塞茜
丁当,丁当,丁当。
这响声总让我想起我8岁那年的一天。
那是2月末一个寒冷而沉闷的下午,刚刚过去的一场暴风雪的痕迹还留在地面上,到处是黄黄的泥浆。阳光明亮而寒冷,在乌黑的云朵后面玩着捉迷藏。
校车把我放在街角,我记得我走回家的时候,双颊被寒风冻得通红,我单薄的双腿紧张地跳过那些水洼,躲闪着便道上的缝隙。我一手拿着我那紫色的午餐盒,另一只手拿着我在学校画的让我得意的一幅全家福。快到家的时候,我加快了脚步,轻盈地跳上台阶,穿过前门。在大厅里,我脱掉紫色的大衣,漫不经心地把靴子丢在有一摊水的地板上。我跑过门廊,来到厨房。阳光在玻璃窗上跳动,在桌子上投下一片片的光影。妈妈坐在桌旁。奇怪的是,她坐在阴影里:阳光在她周围晃动,但就是没有靠近她,好像有什么东西阻隔着它。妈妈的手紧紧地握着一个半空的咖啡杯。我格外清晰地记得那些手指:皮肤绷得紧紧的。她的眼睛通常是充满快乐的,现在看起来朦朦胧胧,有些肿胀。在她光洁的面颊上,我看见了哭干的泪痕。

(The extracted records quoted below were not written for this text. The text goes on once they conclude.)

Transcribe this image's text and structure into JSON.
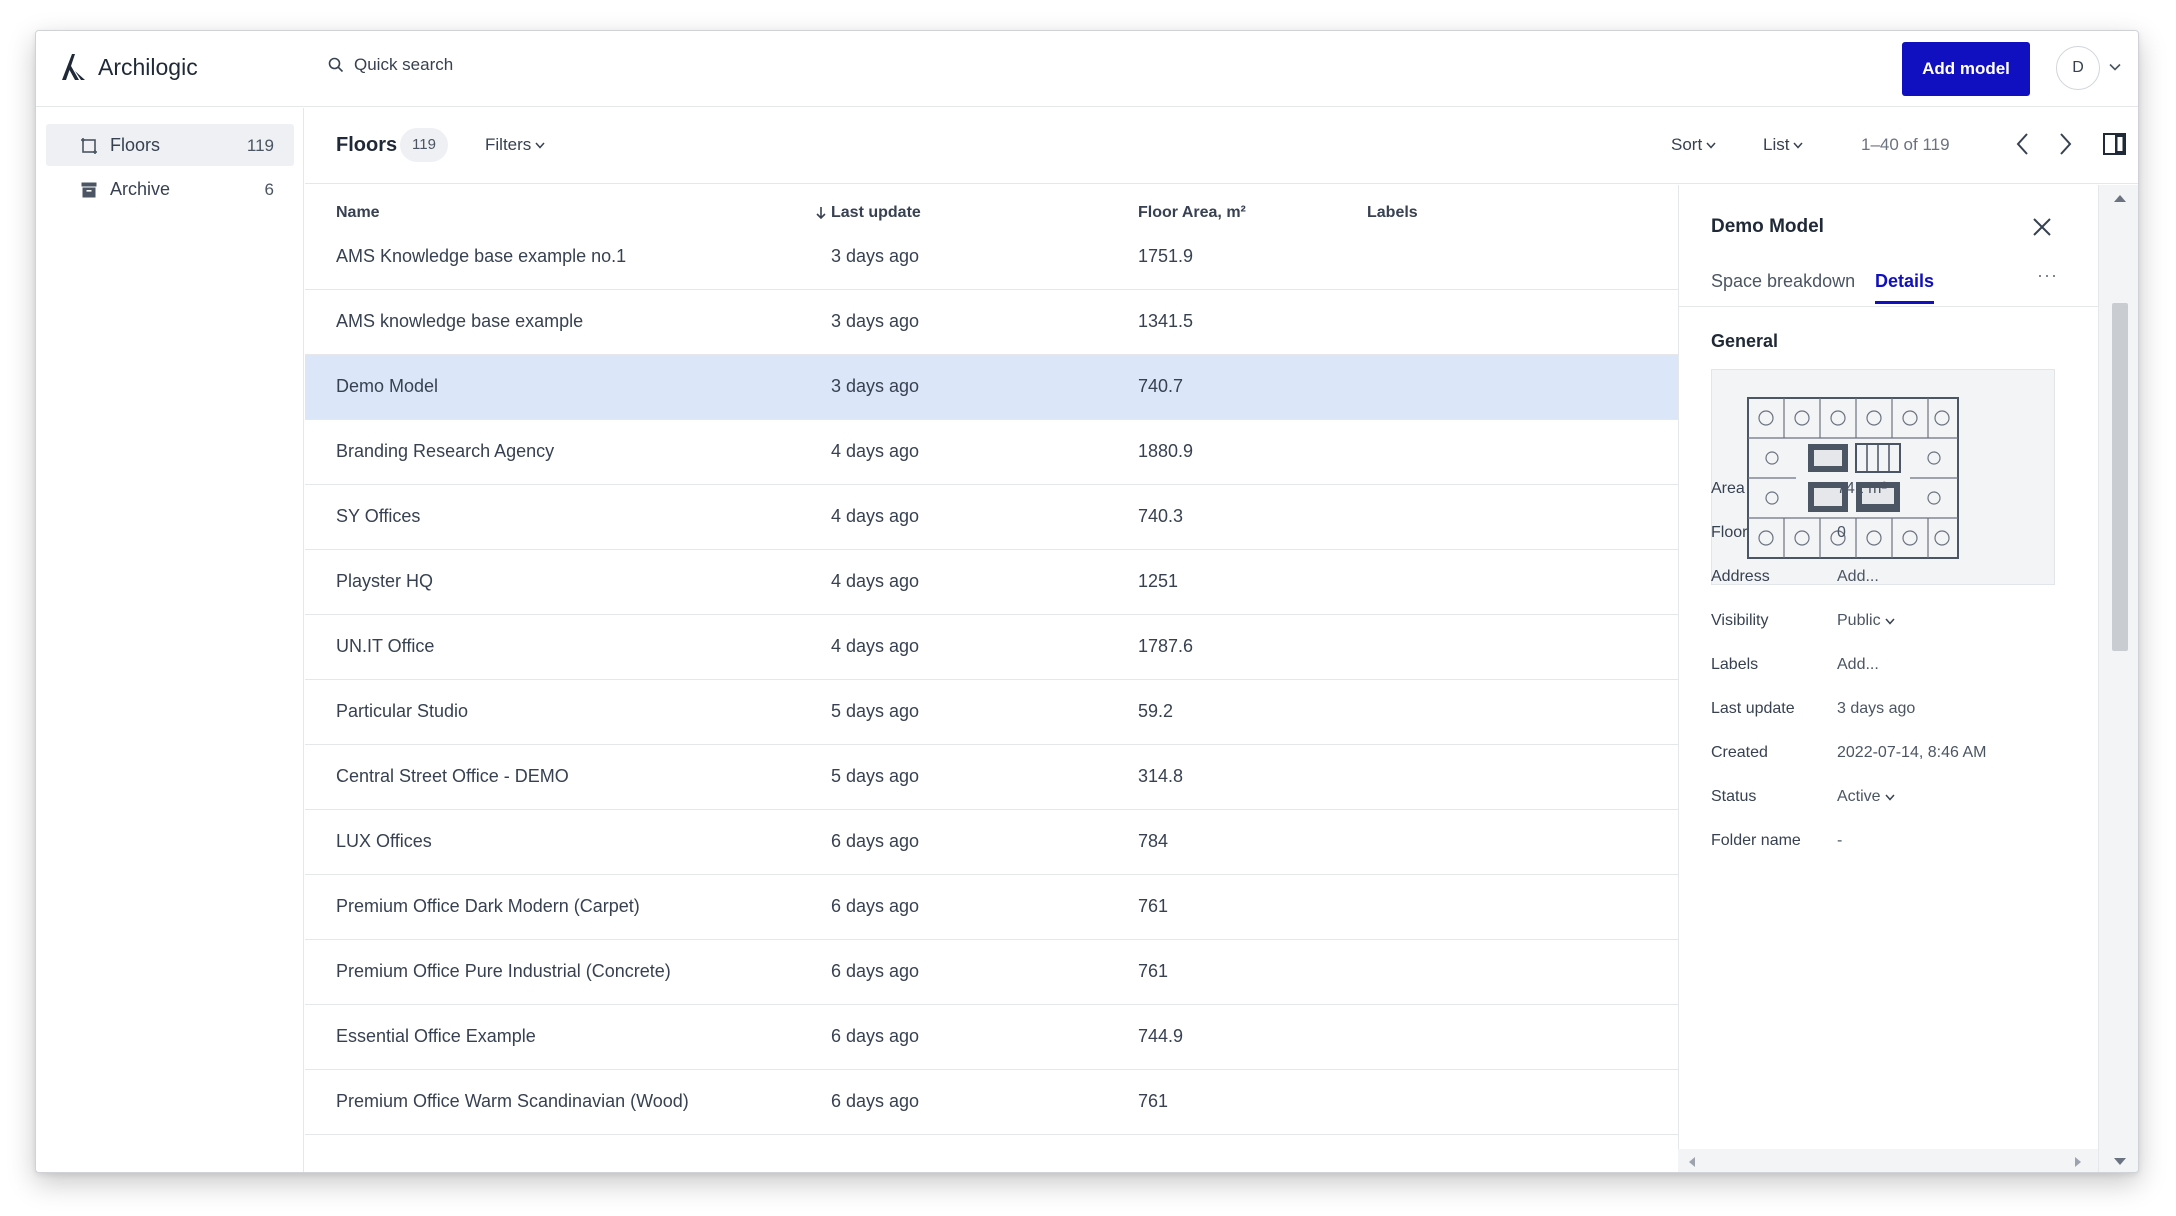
{
  "app": {
    "logo_text": "Archilogic",
    "search_label": "Quick search",
    "add_button": "Add model",
    "avatar_initial": "D"
  },
  "sidebar": {
    "items": [
      {
        "label": "Floors",
        "count": "119",
        "icon": "floor-plan-icon"
      },
      {
        "label": "Archive",
        "count": "6",
        "icon": "archive-icon"
      }
    ]
  },
  "toolbar": {
    "title": "Floors",
    "count": "119",
    "filters": "Filters",
    "sort": "Sort",
    "view": "List",
    "range": "1–40 of 119"
  },
  "table": {
    "headers": {
      "name": "Name",
      "last_update": "Last update",
      "floor_area": "Floor Area, m²",
      "labels": "Labels"
    },
    "rows": [
      {
        "name": "AMS Knowledge base example no.1",
        "updated": "3 days ago",
        "area": "1751.9"
      },
      {
        "name": "AMS knowledge base example",
        "updated": "3 days ago",
        "area": "1341.5"
      },
      {
        "name": "Demo Model",
        "updated": "3 days ago",
        "area": "740.7"
      },
      {
        "name": "Branding Research Agency",
        "updated": "4 days ago",
        "area": "1880.9"
      },
      {
        "name": "SY Offices",
        "updated": "4 days ago",
        "area": "740.3"
      },
      {
        "name": "Playster HQ",
        "updated": "4 days ago",
        "area": "1251"
      },
      {
        "name": "UN.IT Office",
        "updated": "4 days ago",
        "area": "1787.6"
      },
      {
        "name": "Particular Studio",
        "updated": "5 days ago",
        "area": "59.2"
      },
      {
        "name": "Central Street Office - DEMO",
        "updated": "5 days ago",
        "area": "314.8"
      },
      {
        "name": "LUX Offices",
        "updated": "6 days ago",
        "area": "784"
      },
      {
        "name": "Premium Office Dark Modern (Carpet)",
        "updated": "6 days ago",
        "area": "761"
      },
      {
        "name": "Premium Office Pure Industrial (Concrete)",
        "updated": "6 days ago",
        "area": "761"
      },
      {
        "name": "Essential Office Example",
        "updated": "6 days ago",
        "area": "744.9"
      },
      {
        "name": "Premium Office Warm Scandinavian (Wood)",
        "updated": "6 days ago",
        "area": "761"
      }
    ]
  },
  "details": {
    "title": "Demo Model",
    "tabs": [
      "Space breakdown",
      "Details"
    ],
    "active_tab": "Details",
    "more": "···",
    "section": "General",
    "fields": [
      {
        "label": "Area",
        "value": "741 m²"
      },
      {
        "label": "Floor",
        "value": "0"
      },
      {
        "label": "Address",
        "value": "Add..."
      },
      {
        "label": "Visibility",
        "value": "Public",
        "dropdown": true
      },
      {
        "label": "Labels",
        "value": "Add..."
      },
      {
        "label": "Last update",
        "value": "3 days ago"
      },
      {
        "label": "Created",
        "value": "2022-07-14, 8:46 AM"
      },
      {
        "label": "Status",
        "value": "Active",
        "dropdown": true
      },
      {
        "label": "Folder name",
        "value": "-"
      }
    ]
  },
  "colors": {
    "accent": "#1010c0",
    "selected_row": "#dbe7f8",
    "border": "#e5e7eb"
  }
}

我意识到出了什么事,我忘记了手里攥着的画,我站在过道上,担心地看着她。她想笑,但没有笑出来,接着她拢拢头发,站了起来。她穿过房间,慢慢地走到我跟前,直视我的眼睛,以一种温柔而低沉的声音跟我说话。
现在想起来,她说什么我已记不清了。
我所能想起的就是:不,不可能是真的,塞茜不可能死。我从房间里跑出去,逃离妈妈,还有她说的话,逃离和阳光一起在明亮的厨房里跳舞的死亡。我冲向前面的楼梯,跑过大厅,来到我自己的房间,抓起我最喜欢的电动娃娃。忽然一阵冲动,我跑到大厅,几乎踩着了塞茜最喜欢的玩具老鼠。我停下来,到楼梯顶上的时候,我已经上气不接下气了。我坐在那里,双手抱膝,脑海里一直重复着一个微弱的声音:她活着,她活着,她活着。我坐直身子,伸手拿我的电动娃娃,摸着它的冰凉的线圈,那熟悉的感觉让我安静下来,因为我知道塞茜该来了。我把电动娃娃立在楼梯顶上,轻轻地推它,我的手在颤抖,看着它开始往下走。
丁当,丁当,丁当。
我的眼睛一眨不眨地盯着那银色的金属,等待塞茜跑过来抓住它,像过去那些年她千百次毫无闪失一样。无论她在哪里,塞茜只要听见那特别的声音,她就跑过来,在它到达楼梯底之前抓住它。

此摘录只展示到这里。